Parution : 05/09/2019 / ISBN : 9791097417437 / Pages : 256 / Prix : 19€

Meurtre à Montaigne, Estelle Monbrun

Meurtre à Montaigne, d’Estelle Monbrun célèbre les 25 ans de la collection chemins nocturnes, des éditions Viviane Hamy.

En Dordogne, à Saint-Michel-de-Montaigne, les touristes adorent visiter la tour et la célèbre librairie du château de Montaigne. Olivier, un étudiant spécialiste de l’auteur fait le guide pendant ses vacances. Un matin, il découvre le corps inanimé d’un jeune homme au pied de la tour.
Sur l’Ile d’Oléron, Mary, une étudiante américaine assistante de Michel Lespignac est aussi la baby-sitter des petites filles de ce grand spécialiste de Montaigne. Sur la plage, elle retrouve Caro, une jeune fille rencontrée lors de son arrivée à Paris…  Un instant d’attention, et les petites filles ont disparu…
Le commissaire Foucheroux  vient de prendre sa retraite et n’a pas encore trouvé son rythme. Lorsqu’on l’appelle à la rescousse pour résoudre cette affaire d’enlèvement qui s’avère plus complexe que prévu, il est ravi de seconder son ancienne assistante, la commissaire Leila Djemani. Ils doivent être efficaces et très discrets, eu égard au statut de Lespignac. Ce dernier doit très prochainement faire paraitre une bombe qui va secouer le milieu littéraire et les aficionados de Montaigne.

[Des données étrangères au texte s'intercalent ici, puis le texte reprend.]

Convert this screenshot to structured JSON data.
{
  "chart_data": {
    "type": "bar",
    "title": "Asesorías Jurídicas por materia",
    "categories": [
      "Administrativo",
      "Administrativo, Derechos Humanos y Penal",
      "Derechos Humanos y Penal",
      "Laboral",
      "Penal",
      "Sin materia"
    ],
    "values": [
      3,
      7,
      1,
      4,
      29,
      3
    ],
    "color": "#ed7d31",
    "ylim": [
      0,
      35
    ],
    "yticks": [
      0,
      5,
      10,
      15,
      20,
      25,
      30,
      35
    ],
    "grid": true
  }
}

De l’enlèvement aux découvertes multiples sur les personnalités et le passé des différents protagonistes, faux-semblants, trahison, envie, jalousie, désir de vengeance, filiation et généalogie, de nombreux  thèmes vont être adroitement abordés par Estelle Monbrun. L’intrigue est parfois embrouillée et semble traitée avec légèreté, trop fin de siècle peut-être (mais où est passée la police scientifique ?) Sans doute parce que nous avons affaire à des littéraires purs et durs ! Par contre l’humour et les références littéraires sont constamment présents dans ce polar rocambolesque qui plonge le lecteur dans l’histoire des lieux et de l’écrivain. Malgré tout, ce thriller plus littéraire que noir se laisse lire fort agréablement. N’y cherchez pas une enquête fouillée et des policiers aguerris, mais plutôt une écriture et un texte érudits qui donnent envie de découvrir ces lieux chers à Montaigne, parce que c’était lui, parce que c’est vous !

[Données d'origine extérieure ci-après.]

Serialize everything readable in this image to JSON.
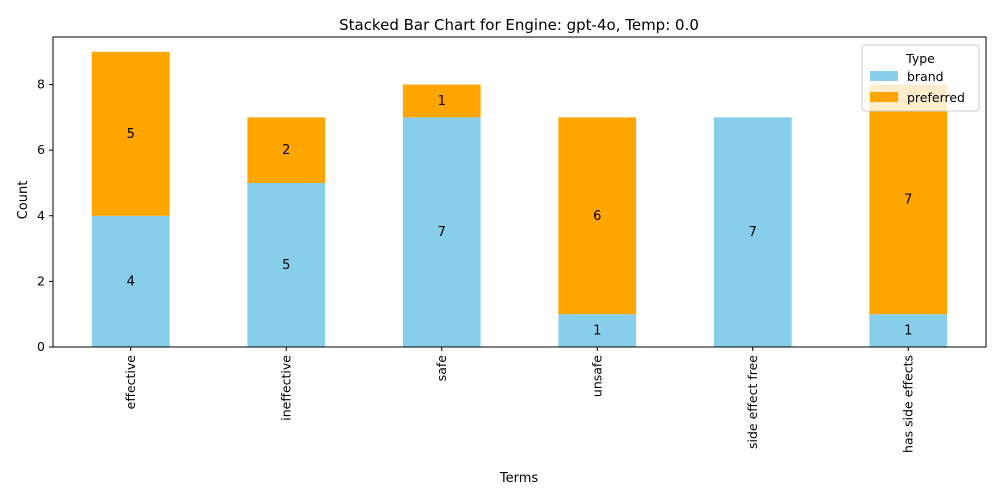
{
  "chart_data": {
    "type": "bar",
    "stacked": true,
    "title": "Stacked Bar Chart for Engine: gpt-4o, Temp: 0.0",
    "xlabel": "Terms",
    "ylabel": "Count",
    "categories": [
      "effective",
      "ineffective",
      "safe",
      "unsafe",
      "side effect free",
      "has side effects"
    ],
    "series": [
      {
        "name": "brand",
        "color": "#87ceeb",
        "values": [
          4,
          5,
          7,
          1,
          7,
          1
        ]
      },
      {
        "name": "preferred",
        "color": "#ffa500",
        "values": [
          5,
          2,
          1,
          6,
          0,
          7
        ]
      }
    ],
    "ylim": [
      0,
      9.45
    ],
    "yticks": [
      0,
      2,
      4,
      6,
      8
    ],
    "legend": {
      "title": "Type",
      "placement": "top-right"
    },
    "grid": false
  }
}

Catalogue éditeur : Viviane Hamy

Un rapide pincement des lèvres rouge vif aurait indiqué à une personne moins naïve que Mary que sa présence n’était pas vraiment souhaitée. Mais sa proposition fut acceptée, et, en chemin, elle apprit que Caro faisait ses études à l’École des beaux-arts et habitait à la Cité universitaire. Après deux bises à la française, que les Américains appellent air kisses et qui n’engagent à rien, Mary suivit des yeux sa nouvelle connaissance, qui emprunta l’avenue Foch après lui avoir fait un petit signe faussement désinvolte. Quelques instants plus tard, Caro envoyait sur son portable le message suivant à une adresse cryptée­ : « Le cabillaud sera une rascasse. Veronica. »

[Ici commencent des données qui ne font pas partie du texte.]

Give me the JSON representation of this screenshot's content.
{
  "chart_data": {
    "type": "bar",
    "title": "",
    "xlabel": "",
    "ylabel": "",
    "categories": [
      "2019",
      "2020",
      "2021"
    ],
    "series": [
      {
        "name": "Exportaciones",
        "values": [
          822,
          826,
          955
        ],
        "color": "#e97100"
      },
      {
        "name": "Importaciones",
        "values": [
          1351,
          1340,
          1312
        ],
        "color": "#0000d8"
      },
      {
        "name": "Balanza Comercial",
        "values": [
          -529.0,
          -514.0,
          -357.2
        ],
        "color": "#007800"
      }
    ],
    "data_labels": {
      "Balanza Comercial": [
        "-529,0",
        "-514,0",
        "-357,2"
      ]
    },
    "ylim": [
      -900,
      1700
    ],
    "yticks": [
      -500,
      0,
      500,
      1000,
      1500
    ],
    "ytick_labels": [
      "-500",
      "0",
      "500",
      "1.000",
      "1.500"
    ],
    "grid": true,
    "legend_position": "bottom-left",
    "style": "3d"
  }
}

Avec Meurtre chez tante Léonie, Estelle Monbrun a inauguré la collection « ­Chemins Nocturnes­ » aux Éditions Viviane Hamy. D’autres « meurtres » suivront. On la compare souvent à David Lodge et à Agatha Christie : « L’auteur emprunte au premier des références sarcastiques sur le milieu universitaire, représenté avec un humour impitoyable, mais aussi attendri. À la seconde, son art de la narration, des fausses pistes, des coups de théâtre. » René de Ceccatty, Le Monde.
Vous voilà prévenus.

Parution : 14/03/2019 / ISBN : 9791097417277 / Pages : 224 p. / Prix : 19€

Estelle Monbrun (nom de plume d’une proustienne émérite) s’est lancée dans une carrière de professeur de littérature française contemporaine aux États-Unis, à New-York puis à Saint-Louis. Elle s’avère être une spécialiste reconnue dans le monde entier de l’œuvre de Marcel Proust et de celle de Marguerite Yourcenar. Parallèlement à son métier d’enseignante, Estelle Monbrun écrit des polars publiés par les Éditions Viviane Hamy. Ses écrits mêlent fraîcheur d’écriture, par l’aspect ludique et parodique de sa production littéraire, et profondeur, par la qualité documentaire et scientifique que ceux-ci proposent.
« Mes livres peuvent être lus comme de simples romans policiers, mais, si on connaît le texte source sur lequel je m’appuie, on peut s’amuser à reconnaître des citations cachées, des références stylistiques, des noms de personnages codés… C’est comme un clin d’œil permanent, une complicité à trois : un écrivain, une romancière, un lecteur. »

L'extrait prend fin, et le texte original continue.